O filho, em seu traje impecável e lúgubre, ocupava a posição
de destaque enquanto as mãos o cumprimentavam em gestos solidários e os olhares
abatidos pareciam sentir a sua dor. Mas todos sabiam que não havia dor, havia
prazer.
Mais cedo tinha em suas mãos o coração de sua riqueza para
desfrutar. Lucy o observava em seu
leito, imóvel – afinal os mortos não podem se deslocar. Por que criara um
monstro afortunado?
Novamente a fragrância lhe levava a lembrança do que se acabara,
ali, em seu último adeus. O corpo tão reconstruído ficaria para a decomposição.

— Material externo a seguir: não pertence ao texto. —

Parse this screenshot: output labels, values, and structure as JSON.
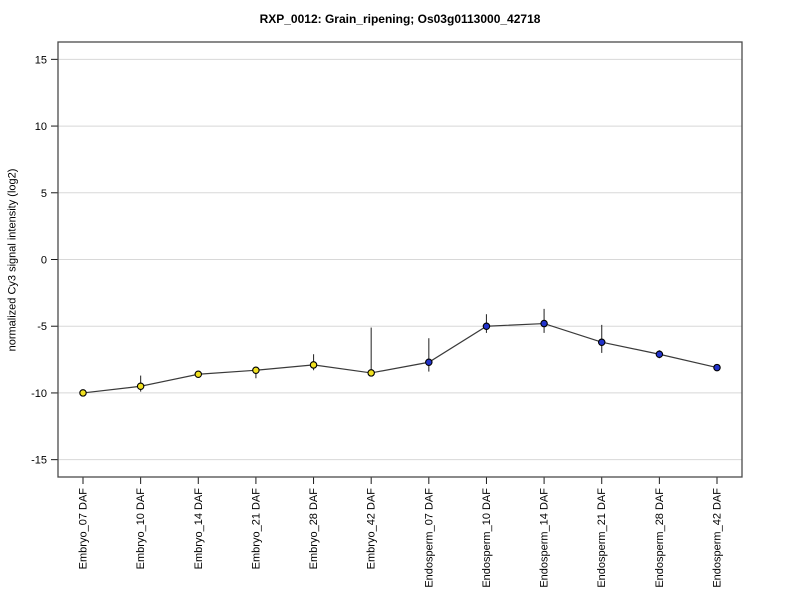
{
  "chart_data": {
    "type": "line",
    "title": "RXP_0012: Grain_ripening; Os03g0113000_42718",
    "xlabel": "",
    "ylabel": "normalized Cy3 signal intensity (log2)",
    "ylim": [
      -16.3,
      16.3
    ],
    "yticks": [
      15,
      10,
      5,
      0,
      -5,
      -10,
      -15
    ],
    "grid": true,
    "legend": "none",
    "categories": [
      "Embryo_07 DAF",
      "Embryo_10 DAF",
      "Embryo_14 DAF",
      "Embryo_21 DAF",
      "Embryo_28 DAF",
      "Embryo_42 DAF",
      "Endosperm_07 DAF",
      "Endosperm_10 DAF",
      "Endosperm_14 DAF",
      "Endosperm_21 DAF",
      "Endosperm_28 DAF",
      "Endosperm_42 DAF"
    ],
    "series": [
      {
        "name": "normalized Cy3 signal intensity",
        "values": [
          -10.0,
          -9.5,
          -8.6,
          -8.3,
          -7.9,
          -8.5,
          -7.7,
          -5.0,
          -4.8,
          -6.2,
          -7.1,
          -8.1
        ],
        "error_low": [
          -10.0,
          -9.9,
          -8.8,
          -8.9,
          -8.3,
          -8.6,
          -8.4,
          -5.5,
          -5.5,
          -7.0,
          -7.4,
          -8.1
        ],
        "error_high": [
          -10.0,
          -8.7,
          -8.4,
          -8.1,
          -7.1,
          -5.1,
          -5.9,
          -4.1,
          -3.7,
          -4.9,
          -6.8,
          -8.1
        ]
      }
    ],
    "point_groups": [
      "Embryo",
      "Embryo",
      "Embryo",
      "Embryo",
      "Embryo",
      "Embryo",
      "Endosperm",
      "Endosperm",
      "Endosperm",
      "Endosperm",
      "Endosperm",
      "Endosperm"
    ],
    "groups": [
      {
        "name": "Embryo",
        "marker_color": "#f0e020"
      },
      {
        "name": "Endosperm",
        "marker_color": "#2233cc"
      }
    ]
  },
  "styles": {
    "background": "#ffffff",
    "grid_color": "#d8d8d8",
    "box_color": "#4a4a4a",
    "axis_color": "#1a1a1a",
    "text_color": "#000000",
    "line_color": "#3a3a3a",
    "errorbar_color": "#333333",
    "marker_stroke": "#000000"
  }
}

Lucy ansiava por uma nova oportunidade de deixar outra
herança para seu único fruto tão apodrecido quanto ela, talvez a bondade, o
amor e um pouco de humanidade. Trocaria a sua fortuna por uma nova
possibilidade, mas era tarde demais. O último filete de luz trouxe-lhe a
escuridão e a quase certeza de que o
rebento deixaria ainda mais da mesma herança para os seus próprios filhos,
afinal não aprendera o verdadeiro valor da vida.